Slaughter of the Innocent – Conference Report
Bringing the preborn child back into the orbit of humanity
We live in strange times. We have increasing knowledge of how quickly the unborn develop, and know how to save them if they are born too early. At 6 weeks we can detect their beating heart – at 20 weeks we know they feel and react to pain. Technology has made visible their humanity, but it cannot cure the blindness of our heart.
Last year there were 200, 605 recorded abortions, or as Reverend Lynda Rose pointed out 530 terminations every day.
Yet we seem intent on creating more.
We want to bring 28 week abortion to Northern Ireland. The Gender Equality Advisory Council is even pushing for abortion to be allowed up to birth.

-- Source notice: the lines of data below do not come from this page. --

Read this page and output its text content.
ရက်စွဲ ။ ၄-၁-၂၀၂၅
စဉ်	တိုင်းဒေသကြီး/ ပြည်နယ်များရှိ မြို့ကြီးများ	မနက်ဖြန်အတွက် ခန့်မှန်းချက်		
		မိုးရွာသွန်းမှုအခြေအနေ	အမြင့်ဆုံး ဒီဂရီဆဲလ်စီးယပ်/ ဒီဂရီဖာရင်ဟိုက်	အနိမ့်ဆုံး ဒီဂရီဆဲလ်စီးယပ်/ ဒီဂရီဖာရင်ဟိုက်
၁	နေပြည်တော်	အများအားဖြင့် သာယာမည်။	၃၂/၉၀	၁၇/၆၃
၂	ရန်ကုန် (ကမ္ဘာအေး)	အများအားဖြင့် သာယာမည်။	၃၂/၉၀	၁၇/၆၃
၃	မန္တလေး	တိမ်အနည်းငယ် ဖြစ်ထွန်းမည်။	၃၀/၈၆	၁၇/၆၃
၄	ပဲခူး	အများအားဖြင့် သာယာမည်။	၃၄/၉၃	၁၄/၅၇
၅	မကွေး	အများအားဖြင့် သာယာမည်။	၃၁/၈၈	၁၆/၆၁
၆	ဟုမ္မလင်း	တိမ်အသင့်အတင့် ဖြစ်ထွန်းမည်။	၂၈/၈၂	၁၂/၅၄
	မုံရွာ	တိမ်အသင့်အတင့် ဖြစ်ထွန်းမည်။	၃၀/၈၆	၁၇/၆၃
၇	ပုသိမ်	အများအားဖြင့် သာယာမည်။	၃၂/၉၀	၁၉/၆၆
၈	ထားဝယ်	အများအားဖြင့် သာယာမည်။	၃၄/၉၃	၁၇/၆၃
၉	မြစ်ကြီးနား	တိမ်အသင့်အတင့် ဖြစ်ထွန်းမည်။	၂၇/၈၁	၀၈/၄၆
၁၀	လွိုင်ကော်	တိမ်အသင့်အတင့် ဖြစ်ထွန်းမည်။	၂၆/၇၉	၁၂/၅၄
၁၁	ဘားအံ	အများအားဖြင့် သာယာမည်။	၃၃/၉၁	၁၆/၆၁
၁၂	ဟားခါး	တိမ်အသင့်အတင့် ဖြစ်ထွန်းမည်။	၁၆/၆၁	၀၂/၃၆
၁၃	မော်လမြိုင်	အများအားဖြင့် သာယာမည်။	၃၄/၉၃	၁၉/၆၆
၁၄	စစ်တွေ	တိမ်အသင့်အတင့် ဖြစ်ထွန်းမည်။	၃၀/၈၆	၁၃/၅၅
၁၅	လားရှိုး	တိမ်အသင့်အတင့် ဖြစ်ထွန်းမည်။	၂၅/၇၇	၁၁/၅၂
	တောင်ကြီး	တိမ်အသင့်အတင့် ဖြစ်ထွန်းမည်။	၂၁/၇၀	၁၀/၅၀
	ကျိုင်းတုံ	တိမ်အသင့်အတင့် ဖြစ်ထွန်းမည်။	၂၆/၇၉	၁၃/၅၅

With this in the background Voice for Justice UK’s conference, aptly named Slaughter of the Innocent, could not have been better timed.
The aim was to show “How abortion affects us all”. It did much more.
Reverend Lynda Rose had examined the data behind the maternal deaths and illegal abortions which underpinned David Steel’s original Abortion Bill. She found the evidence simply wasn’t there.
If the horrors of backstreet abortion had been greatly exaggerated, what was legalizing abortion really about?
The rhetoric of maternal deaths hid an inconvenient truth. The women who set up the Abortion Law Reform Association (ARLA) in 1936 were either Malthusians or Eugenicists, motivated by the idea of the ‘perfectibility’ of the human race. They believed that contraception and abortion should be used to prevent the poor from ‘breeding’.
The best known exponent of these views was Marie Stopes
[1]. She lobbied Parliament to pass laws to make sterilisation compulsory to “ensure the sterility of the hopelessly rotten and radically diseased…by the elimination of wasteful lives”.
Eugenics castes a long shadow over abortion. Robert Harris described how if an unborn child is even slightly disabled this is used as justification for abortion up till birth. Those who condemn abortion on the basis of gender don’t hesitate where disability is involved.
This produced stark contradictions which Professor John Wyatt, an Obstetrician at UCLH described. In the downstairs ward he would care for babies born as prematurely as 22 weeks. Upstairs, women whose unborn child had been diagnosed with a foetal abnormality were put in the profoundly stressful position of deciding whether they should keep or abort an often significantly older pre-born child.
Michael Nazir Ali who had spent many uncomfortable years at the Human Fertilisation and Embryology Authority (HFEA) saw this selection process at work. Infertility treatment results in large numbers of embryos screened for defects. This determines who will be ‘disaggregated’ and the few who will be born. This foreshadows the designer baby where parents will be able to select all the characteristics of their child.